I want to offer the framing I try to take on interactions with products like ChatGPT and Claude that help me make sense of moments of surprise, both positive and negative, or WOWs and WTFs.

The first frame is that these products are just natural language search, in contrast to key-word search, that you can not always count on. If they’ve seen enough content on a thing, and decent content on a thing, then they will give you more content on a thing. If they have not, they’ll give you anything that’s related, even if it makes no sense at all! They can not tell when they’re wrong. That’s a WTF moment. Is it wrong or just best effort retrieval? How about a WOW moment? Those “net new” discoveries it made that stumbled a field for decades but turns out hidden in plain sight1, for example, it just spliced content for parts A-B from source S, with content for parts D-E from source T, with yet more content for parts F-J from source U, to get you from part A in your request to part J in the response. Is that a discovery or just fancy retrieval?

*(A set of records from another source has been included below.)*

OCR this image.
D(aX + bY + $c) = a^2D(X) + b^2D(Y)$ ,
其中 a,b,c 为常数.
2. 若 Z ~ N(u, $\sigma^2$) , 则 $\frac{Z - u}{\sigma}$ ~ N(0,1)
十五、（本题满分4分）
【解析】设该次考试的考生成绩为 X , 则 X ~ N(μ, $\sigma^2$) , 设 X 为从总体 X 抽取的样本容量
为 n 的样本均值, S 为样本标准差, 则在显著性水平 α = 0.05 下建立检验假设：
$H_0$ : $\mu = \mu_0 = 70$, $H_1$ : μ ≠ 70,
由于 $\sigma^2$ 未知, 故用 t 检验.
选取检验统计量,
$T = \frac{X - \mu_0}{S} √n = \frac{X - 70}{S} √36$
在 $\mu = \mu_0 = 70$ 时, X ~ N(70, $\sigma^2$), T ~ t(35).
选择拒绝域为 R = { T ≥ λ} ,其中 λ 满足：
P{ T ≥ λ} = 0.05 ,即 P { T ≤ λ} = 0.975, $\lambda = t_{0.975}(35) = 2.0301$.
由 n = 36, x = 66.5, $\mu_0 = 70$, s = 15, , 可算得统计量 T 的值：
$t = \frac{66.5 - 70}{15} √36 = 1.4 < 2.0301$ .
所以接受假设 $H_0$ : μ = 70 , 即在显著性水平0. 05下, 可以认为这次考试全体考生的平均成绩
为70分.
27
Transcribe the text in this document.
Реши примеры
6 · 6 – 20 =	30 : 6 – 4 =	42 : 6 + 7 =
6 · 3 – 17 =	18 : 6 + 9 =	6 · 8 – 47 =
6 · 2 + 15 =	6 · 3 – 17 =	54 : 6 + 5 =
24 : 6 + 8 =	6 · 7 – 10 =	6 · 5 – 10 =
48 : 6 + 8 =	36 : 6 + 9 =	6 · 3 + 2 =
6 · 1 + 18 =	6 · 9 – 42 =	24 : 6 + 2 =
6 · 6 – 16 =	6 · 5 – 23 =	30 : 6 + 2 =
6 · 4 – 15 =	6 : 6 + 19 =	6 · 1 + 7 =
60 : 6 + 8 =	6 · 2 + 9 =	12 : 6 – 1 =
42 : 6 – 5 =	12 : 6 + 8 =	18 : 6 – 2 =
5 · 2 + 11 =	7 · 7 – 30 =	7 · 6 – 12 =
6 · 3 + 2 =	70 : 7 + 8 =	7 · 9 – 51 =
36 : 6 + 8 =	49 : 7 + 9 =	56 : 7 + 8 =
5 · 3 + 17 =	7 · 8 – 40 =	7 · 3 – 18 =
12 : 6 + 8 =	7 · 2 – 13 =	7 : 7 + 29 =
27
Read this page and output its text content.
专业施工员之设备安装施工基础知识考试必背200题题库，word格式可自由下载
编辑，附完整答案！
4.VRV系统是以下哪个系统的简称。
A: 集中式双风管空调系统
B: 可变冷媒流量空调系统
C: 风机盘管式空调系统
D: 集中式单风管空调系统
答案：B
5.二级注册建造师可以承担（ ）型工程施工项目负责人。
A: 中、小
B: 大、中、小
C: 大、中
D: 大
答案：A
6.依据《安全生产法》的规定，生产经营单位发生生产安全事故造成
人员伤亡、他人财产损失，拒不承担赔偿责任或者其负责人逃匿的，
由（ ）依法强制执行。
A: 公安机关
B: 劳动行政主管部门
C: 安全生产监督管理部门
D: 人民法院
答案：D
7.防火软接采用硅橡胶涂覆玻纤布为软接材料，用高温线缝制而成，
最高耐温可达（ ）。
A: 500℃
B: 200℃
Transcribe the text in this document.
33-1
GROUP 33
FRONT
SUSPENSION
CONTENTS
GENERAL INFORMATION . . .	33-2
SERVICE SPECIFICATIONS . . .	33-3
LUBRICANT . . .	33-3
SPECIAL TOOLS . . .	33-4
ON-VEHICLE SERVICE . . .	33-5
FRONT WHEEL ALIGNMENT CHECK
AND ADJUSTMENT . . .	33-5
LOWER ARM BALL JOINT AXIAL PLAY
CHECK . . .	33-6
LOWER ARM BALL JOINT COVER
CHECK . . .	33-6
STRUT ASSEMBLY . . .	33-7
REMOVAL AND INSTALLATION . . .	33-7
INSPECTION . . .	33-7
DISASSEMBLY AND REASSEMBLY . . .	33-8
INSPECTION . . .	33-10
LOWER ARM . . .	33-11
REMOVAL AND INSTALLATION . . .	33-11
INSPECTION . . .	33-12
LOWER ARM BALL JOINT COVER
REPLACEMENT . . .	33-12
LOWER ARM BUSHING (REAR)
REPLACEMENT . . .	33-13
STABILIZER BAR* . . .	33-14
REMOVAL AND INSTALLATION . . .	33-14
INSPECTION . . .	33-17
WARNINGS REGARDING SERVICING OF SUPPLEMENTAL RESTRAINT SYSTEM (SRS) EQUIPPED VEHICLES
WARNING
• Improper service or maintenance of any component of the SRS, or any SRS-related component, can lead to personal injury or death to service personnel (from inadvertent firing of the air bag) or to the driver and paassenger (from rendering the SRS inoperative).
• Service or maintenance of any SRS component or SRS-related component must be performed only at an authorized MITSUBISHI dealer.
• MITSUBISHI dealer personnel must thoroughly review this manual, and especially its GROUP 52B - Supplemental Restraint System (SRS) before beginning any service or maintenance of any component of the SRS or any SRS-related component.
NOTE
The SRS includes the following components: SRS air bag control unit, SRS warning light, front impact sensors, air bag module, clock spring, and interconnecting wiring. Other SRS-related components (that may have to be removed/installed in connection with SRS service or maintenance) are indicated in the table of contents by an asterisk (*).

The second frame is that these products are translators. We’ve had DSLs, compilers, and source to source translators of various quality for eons. We’ve had natural language translation for a decade at least. These products will translate from natural language to code, or from code to natural language, or indeed from one programming language to another. They can do this more arbitrarily than anything we’ve seen before (at least to my knowledge). “Product” people often point to the idea that they use these products to generate (the code for) an artifact from a big long (perhaps incomplete and buggy) specification. Is that engineering or just translation? I wrote the opening sentence in my first post hypothetically, but it seems these products really have become the primary way some people in some professions interact with computers.

Natural language is just one angle at any phenomenon2. Others include formulae, diagrams, tables, code, etc. Have these products (finally) made natural language (a bit) more tractable for computers or just made the content on the WWW more easily but not reliably accessible3?

These aren’t informed by data. They’re simply framing I use to help me understand my own experience, others’s experience, and the chasm between the two. I hope they help you too.